• FY profit declines 20.1% to $342.7m
  • Turnover up 5.7% to $8.01bn
  • Company to up investment in technologies and materials

Yue Yuen Industrial Holdings, the world's largest sports shoe maker, has revealed it will increase investment in new technologies and innovative materials to improve production efficiency, after reporting a double-digit decline in annual net profit.

The company, which supplies sporting goods brands Nike and Adidas, said its profit amounted to US$342.7m for the year to 31 December, compared to $429m in the same period of the prior year.

Turnover rose 5.7% to $8.01bn from $7.58bn the year before.
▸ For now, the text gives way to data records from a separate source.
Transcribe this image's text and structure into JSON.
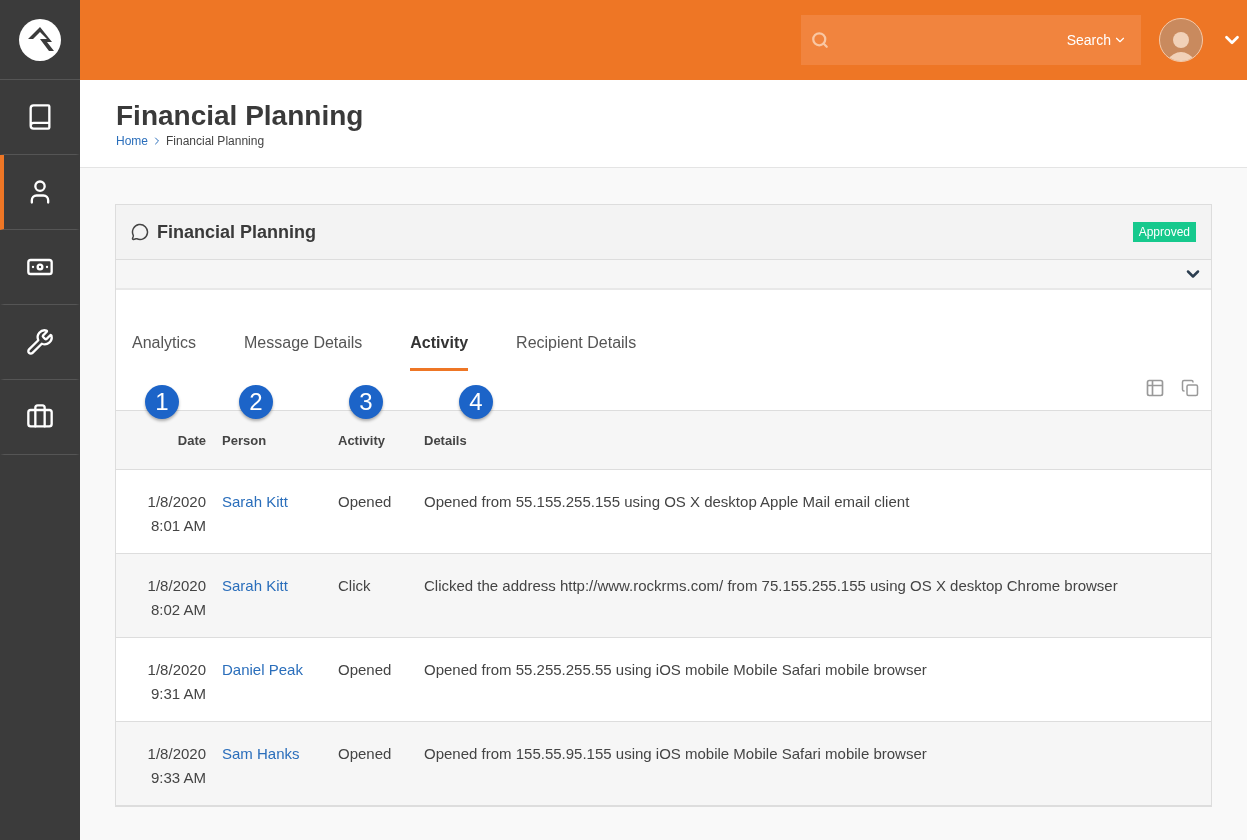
{
  "sidebar": {
    "items": [
      {
        "selected": false
      },
      {
        "selected": true
      },
      {
        "selected": false
      },
      {
        "selected": false
      },
      {
        "selected": false
      }
    ]
  },
  "header": {
    "search": {
      "button": "Search"
    }
  },
  "page": {
    "title": "Financial Planning",
    "breadcrumb": [
      "Home",
      "Financial Planning"
    ]
  },
  "panel": {
    "title": "Financial Planning",
    "badge": "Approved",
    "tabs": [
      {
        "label": "Analytics",
        "selected": false
      },
      {
        "label": "Message Details",
        "selected": false
      },
      {
        "label": "Activity",
        "selected": true
      },
      {
        "label": "Recipient Details",
        "selected": false
      }
    ],
    "callouts": [
      "1",
      "2",
      "3",
      "4"
    ],
    "table": {
      "columns": [
        "Date",
        "Person",
        "Activity",
        "Details"
      ],
      "rows": [
        {
          "date": "1/8/2020",
          "time": "8:01 AM",
          "person": "Sarah Kitt",
          "activity": "Opened",
          "details": "Opened from 55.155.255.155 using OS X desktop Apple Mail email client"
        },
        {
          "date": "1/8/2020",
          "time": "8:02 AM",
          "person": "Sarah Kitt",
          "activity": "Click",
          "details": "Clicked the address http://www.rockrms.com/ from 75.155.255.155 using OS X desktop Chrome browser"
        },
        {
          "date": "1/8/2020",
          "time": "9:31 AM",
          "person": "Daniel Peak",
          "activity": "Opened",
          "details": "Opened from 55.255.255.55 using iOS mobile Mobile Safari mobile browser"
        },
        {
          "date": "1/8/2020",
          "time": "9:33 AM",
          "person": "Sam Hanks",
          "activity": "Opened",
          "details": "Opened from 155.55.95.155 using iOS mobile Mobile Safari mobile browser"
        }
      ]
    }
  }
}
Its retail network in Greater China region, which sells international brand name footwear and apparel either directly to consumers or to sub-distributors on a wholesale basis, booked a 14.4% increase to $1.98bn from $1.73bn.

Turnover of casual/outdoor shoes and athletic shoes and were up by 5.3% and 1.5% respectively year-on-year. However, sports sandals saw turnover fall 1.3%.

Meanwhile, total shoe manufacturing volume fell 2% to 307.1m pairs. Yue Yuen said gross margins for the manufacturing business trended downward, due to increased input costs, including rising wages and allowance for workers in China.

The group said it has invested in supply chain integration and manufacturing excellence programmes to improve production quality and efficiency, adding that it will also increase investment in new technologies and innovative materials to “further enhance” it capabilities to be a strategic partner of brand customers.

Less than a year after a two-week long strike at Yue Yuen, some 5,000 workers were said to be taking part in a new round of industrial action over proposed production changes last week. While Adidas said it does not source from the factory in question, Nike said there has been "no impact" to the brand's production.